Vidhi Centre for Legal Policy releases paper on Facial Recognition Technology by private players
A new working paper by Vidhi Centre for Legal Policy's Centre for Applied Law & Technology Research (ALTR) has analysed the drawbacks and potential risks that come with the involvement of the private sector in the use of facial recognition technology (FRT) by law enforcement agencies in India.
This is primarily due to the lack of regulation and potentially sanctioning mass surveillance by private companies, when it is an exceptional issue for the State itself, the paper points out.
The paper highlights the following four broad concerns about involvement of the private sector in FRT:
Privacy Risks: The development of FRT algorithms requires access to large datasets of pictures, videos, or any other graphic corpus. This raises the question of how private corporations have access to such data in India.
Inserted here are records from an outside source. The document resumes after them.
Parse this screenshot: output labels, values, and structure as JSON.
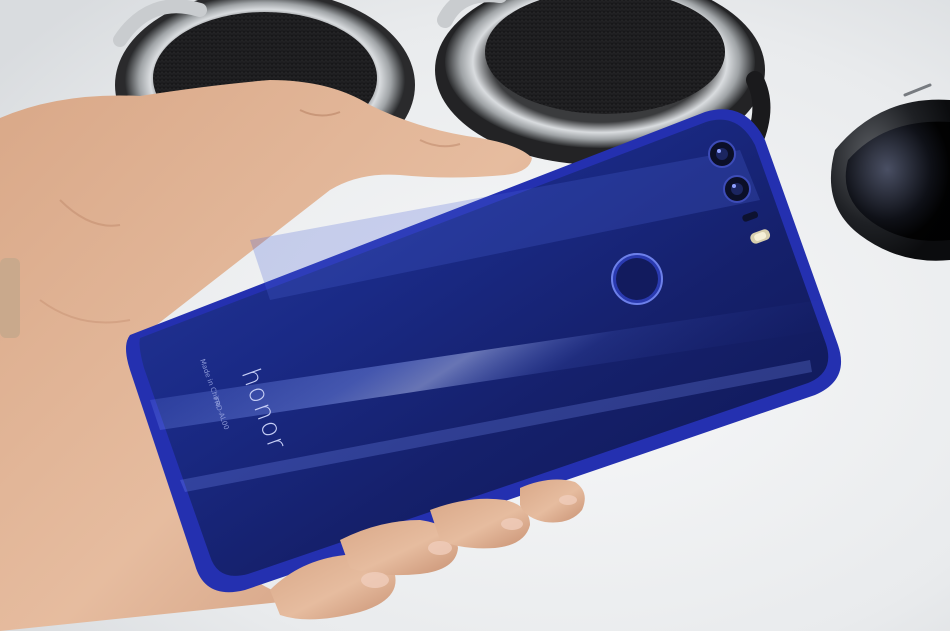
{
  "photo": {
    "phone": {
      "brand_logo": "honor",
      "regulatory_text": "Made in China",
      "model_code": "FRD-AL00"
    },
    "colors": {
      "background": "#eceef0",
      "phone_blue": "#1b2a8c",
      "phone_edge": "#2430b0",
      "skin": "#e2b596",
      "headphone_metal": "#b9bcbf",
      "headphone_dark": "#2a2a2c"
    }
  }
}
Delegation of surveillance functions to the private sector: The second issue that emerges is whether the state is indirectly delegating certain essential functions. Surveillance as an activity is exceptional even for the state to pursue and is certainly not a function that can be delegated to a non-government, private entity.
Opaque processes and decision making: The third issue highlighted by the paper pertains to the overall lack of transparency and documentation through which procurement is materialising.
Private incentives driving public policy: The fourth issue is the fact that with private provision of surveillance technology, there is a real risk of private incentives (i.e profit motive) directing public policy.
This is the third in a series of working papers on FRT by ALTR.
The first paper covered the broad risks and legal challenges likely to arise due to the expanding use of FRT by law enforcement agencies, while the second paper looked at the issues more minutely through an empirical case study of the Delhi Police’s use of FRT and how it ended up discriminating against select sections of society.